O palco e o mundo


Eu, Pádua Fernandes, dei o título de meu primeiro livro a este blogue porque bem representa os temas sobre que pretendo escrever: assuntos da ordem do palco e da ordem do mundo, bem como aqueles que abrem as fronteiras e instauram a desordem entre os dois campos.
Como escreveu Murilo Mendes, de um lado temos "as ruas gritando de luzes e movimentos" e, de outro, "as colunas da ordem e da desordem"; próximas, sempre.

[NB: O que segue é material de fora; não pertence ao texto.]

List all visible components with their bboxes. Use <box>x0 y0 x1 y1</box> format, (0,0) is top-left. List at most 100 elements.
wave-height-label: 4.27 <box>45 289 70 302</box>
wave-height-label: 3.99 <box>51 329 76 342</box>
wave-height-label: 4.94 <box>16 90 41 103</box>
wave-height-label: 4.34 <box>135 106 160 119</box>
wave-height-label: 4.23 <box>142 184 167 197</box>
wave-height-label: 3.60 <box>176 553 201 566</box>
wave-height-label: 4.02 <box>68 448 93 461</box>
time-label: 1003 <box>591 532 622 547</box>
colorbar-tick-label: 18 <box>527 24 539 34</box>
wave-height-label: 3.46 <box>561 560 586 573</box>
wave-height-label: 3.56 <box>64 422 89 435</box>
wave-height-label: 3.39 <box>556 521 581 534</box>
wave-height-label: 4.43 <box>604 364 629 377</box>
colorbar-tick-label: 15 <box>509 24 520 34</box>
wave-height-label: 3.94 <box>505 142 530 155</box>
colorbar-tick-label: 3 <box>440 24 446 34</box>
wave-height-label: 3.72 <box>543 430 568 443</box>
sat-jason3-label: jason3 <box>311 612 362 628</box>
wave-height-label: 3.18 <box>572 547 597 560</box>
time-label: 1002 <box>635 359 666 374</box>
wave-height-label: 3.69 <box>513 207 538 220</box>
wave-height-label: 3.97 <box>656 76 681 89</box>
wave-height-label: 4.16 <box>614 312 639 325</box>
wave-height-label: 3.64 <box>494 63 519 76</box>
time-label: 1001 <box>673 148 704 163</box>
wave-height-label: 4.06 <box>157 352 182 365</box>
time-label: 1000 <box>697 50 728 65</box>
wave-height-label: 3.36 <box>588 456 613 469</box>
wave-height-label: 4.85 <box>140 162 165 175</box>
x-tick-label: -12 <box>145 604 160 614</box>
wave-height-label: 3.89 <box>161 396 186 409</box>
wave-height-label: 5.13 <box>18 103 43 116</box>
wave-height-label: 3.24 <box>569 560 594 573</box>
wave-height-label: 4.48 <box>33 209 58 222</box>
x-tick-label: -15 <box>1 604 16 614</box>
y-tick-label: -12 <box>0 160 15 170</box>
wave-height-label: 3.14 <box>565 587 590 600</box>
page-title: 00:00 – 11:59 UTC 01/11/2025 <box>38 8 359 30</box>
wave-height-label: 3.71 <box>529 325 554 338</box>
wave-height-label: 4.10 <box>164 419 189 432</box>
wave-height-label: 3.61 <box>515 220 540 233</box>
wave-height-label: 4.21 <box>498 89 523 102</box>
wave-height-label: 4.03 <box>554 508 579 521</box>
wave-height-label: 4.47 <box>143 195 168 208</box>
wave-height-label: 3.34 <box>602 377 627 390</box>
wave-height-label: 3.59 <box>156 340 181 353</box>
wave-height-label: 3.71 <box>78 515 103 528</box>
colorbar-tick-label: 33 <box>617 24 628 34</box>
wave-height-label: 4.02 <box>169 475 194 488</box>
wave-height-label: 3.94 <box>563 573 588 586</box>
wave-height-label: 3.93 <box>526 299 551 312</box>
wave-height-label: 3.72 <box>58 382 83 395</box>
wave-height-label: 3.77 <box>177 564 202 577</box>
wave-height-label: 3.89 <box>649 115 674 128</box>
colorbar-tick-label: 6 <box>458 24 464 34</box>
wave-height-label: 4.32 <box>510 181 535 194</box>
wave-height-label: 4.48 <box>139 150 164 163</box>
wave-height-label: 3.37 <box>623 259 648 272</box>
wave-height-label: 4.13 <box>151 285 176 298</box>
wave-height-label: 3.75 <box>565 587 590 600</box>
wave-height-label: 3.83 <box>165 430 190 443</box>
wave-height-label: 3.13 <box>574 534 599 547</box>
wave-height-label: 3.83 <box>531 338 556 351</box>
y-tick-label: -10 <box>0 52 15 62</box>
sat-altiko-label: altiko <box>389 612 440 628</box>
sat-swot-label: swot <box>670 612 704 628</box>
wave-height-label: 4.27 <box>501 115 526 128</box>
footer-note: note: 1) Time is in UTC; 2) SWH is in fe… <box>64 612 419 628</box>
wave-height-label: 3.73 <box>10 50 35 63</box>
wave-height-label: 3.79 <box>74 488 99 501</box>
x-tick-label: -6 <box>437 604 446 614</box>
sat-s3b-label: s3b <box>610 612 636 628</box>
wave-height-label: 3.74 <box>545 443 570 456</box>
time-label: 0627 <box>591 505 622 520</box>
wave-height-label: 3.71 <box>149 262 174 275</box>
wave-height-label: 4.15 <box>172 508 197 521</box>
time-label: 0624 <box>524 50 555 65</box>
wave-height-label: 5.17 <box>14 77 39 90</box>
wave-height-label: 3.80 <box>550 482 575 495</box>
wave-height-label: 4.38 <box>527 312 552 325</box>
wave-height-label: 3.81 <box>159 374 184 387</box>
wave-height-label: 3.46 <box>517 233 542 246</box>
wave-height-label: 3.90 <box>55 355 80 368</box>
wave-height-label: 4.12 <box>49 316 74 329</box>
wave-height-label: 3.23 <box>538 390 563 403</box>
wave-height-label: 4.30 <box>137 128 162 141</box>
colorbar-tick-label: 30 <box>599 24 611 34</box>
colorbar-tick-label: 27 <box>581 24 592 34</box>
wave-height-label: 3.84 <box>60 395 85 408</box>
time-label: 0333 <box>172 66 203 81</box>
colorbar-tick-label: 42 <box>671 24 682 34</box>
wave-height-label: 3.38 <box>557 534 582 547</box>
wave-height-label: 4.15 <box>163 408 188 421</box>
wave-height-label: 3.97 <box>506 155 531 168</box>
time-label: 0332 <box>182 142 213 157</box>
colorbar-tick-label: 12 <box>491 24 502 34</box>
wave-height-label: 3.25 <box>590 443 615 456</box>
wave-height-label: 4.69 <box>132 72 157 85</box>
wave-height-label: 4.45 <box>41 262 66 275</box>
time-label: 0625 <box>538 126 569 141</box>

terça-feira, 21 de outubro de 2014

"Nunca houve ditadura,/ mas peço que ela retorne" etc.



Zero à frente




I

Para eles
a política era necessária
como a iluminação
para os túneis
jamais escavados

entre as cidades
para que a política
era a água
o saneamento
embora desabitadas

por faltar-lhes
a política
onipresente
como as fronteiras
invisíveis
dos bairros demarcados
por pés nus
por marcas de tiro

tiros em quem anda armado
só da própria nudez
isto é
a política
operária da construção
de toda a cidade
ambas agora banidas


II

O que resta do país, ou o próprio país: não só os mortos empilhados, a putrefação a substituir a atmosfera, a inutilidade da atmosfera para os ossos, que respiram, ainda, mas outra terra;
O que resta do país: outra terra: como dos ossos restam os mortos.


III

Abre a boca,
a chibata sai e vibra:
não há escravos nem torturados mas apenas
efeitos colaterais da propriedade privada

A chibata recolhe-se,
outra língua irrompe
da boca-precipício:
nossa toda terra e não dos que caíram
sob nossa chegada eis a prova
plantamos as cinzas deles
e não frutificaram

Retrai-se à boca-vulcão
e uma língua toda títulos de crédito
sem massa sem forma
toda fluido e fúria:
cotação do direito à atmosfera
o direito ao corpo no mercado de futuros
entre as perdas eventuais o espaço
desocupado por aplicações mais rentáveis
e portáteis
do que as gotículas d’água
do sopro
dos animais ainda pulsantes

A boca não se fecha
desdentada como a areia no deserto profundo
sua fala os próprios dentes
e abocanha devasta
a devastação

(A boca não se fecha,
o mundo, sim;
de ambos, o grito.)



IV

Não sou conduzido,
conduzo. Abro ruas
sobre os pés,
visto-os de asfalto,
abro ruas
para carros passarem com a velocidade de pés nus.

Ninguém me seca,
sou o deserto. Sentem
sede, pego o revólver. Sentem
fome, chamo camburões
para prendê-la. Vivem
sem teto, aponto-lhes o progresso,
corram para lá
antes que seja tarde.

Não me apanham,
eu mesmo a corda.
Nunca houve ditadura,
mas peço que ela retorne
contra o governo eleito.
A corda está íntegra,
eu mesmo, o puído.

Nunca houve racismo,
jamais avistei negros
na faculdade ou no escritório.
Não há mais racismo
nem índios nem mico-leão;
escorraçamos os que ousam existir
e deixam as placas das ruas
para andar no solo desta gentil cidade;
eles violam as aulas de história.

Ninguém me cala,
a minha boca, o tampão.
Não tenho liberdade de pensamento,
proclamo todos os dias nos maiores jornais;
mulheres se beijam na boca em plena rua,
violam minha liberdade de pensamento
porque continuam vivas
depois de eu praguejar.

Somos trezentos, trezentos
e cinquenta, sou o zero
adiante de todos os números.
Minha intimidade com a inteligência
vem da época em que fazia a segurança
de apresentadores de tevê
durante o meu expediente.

Sou o zero à frente, não
sou conduzido.
Com os túneis que abri
atravessando os corpos que tombaram
cheguei ao parlamento.

Vamos urrar nossos hinos? Não
exigimos afinação, difamamo-la,
pisamos-lhe a garganta,
expulsamos a subversiva
da marcha que conduzo;
somente afina quem canta em comum.


V

(na chuva
que não cairá
ouvir a respiração
dos que tombaram)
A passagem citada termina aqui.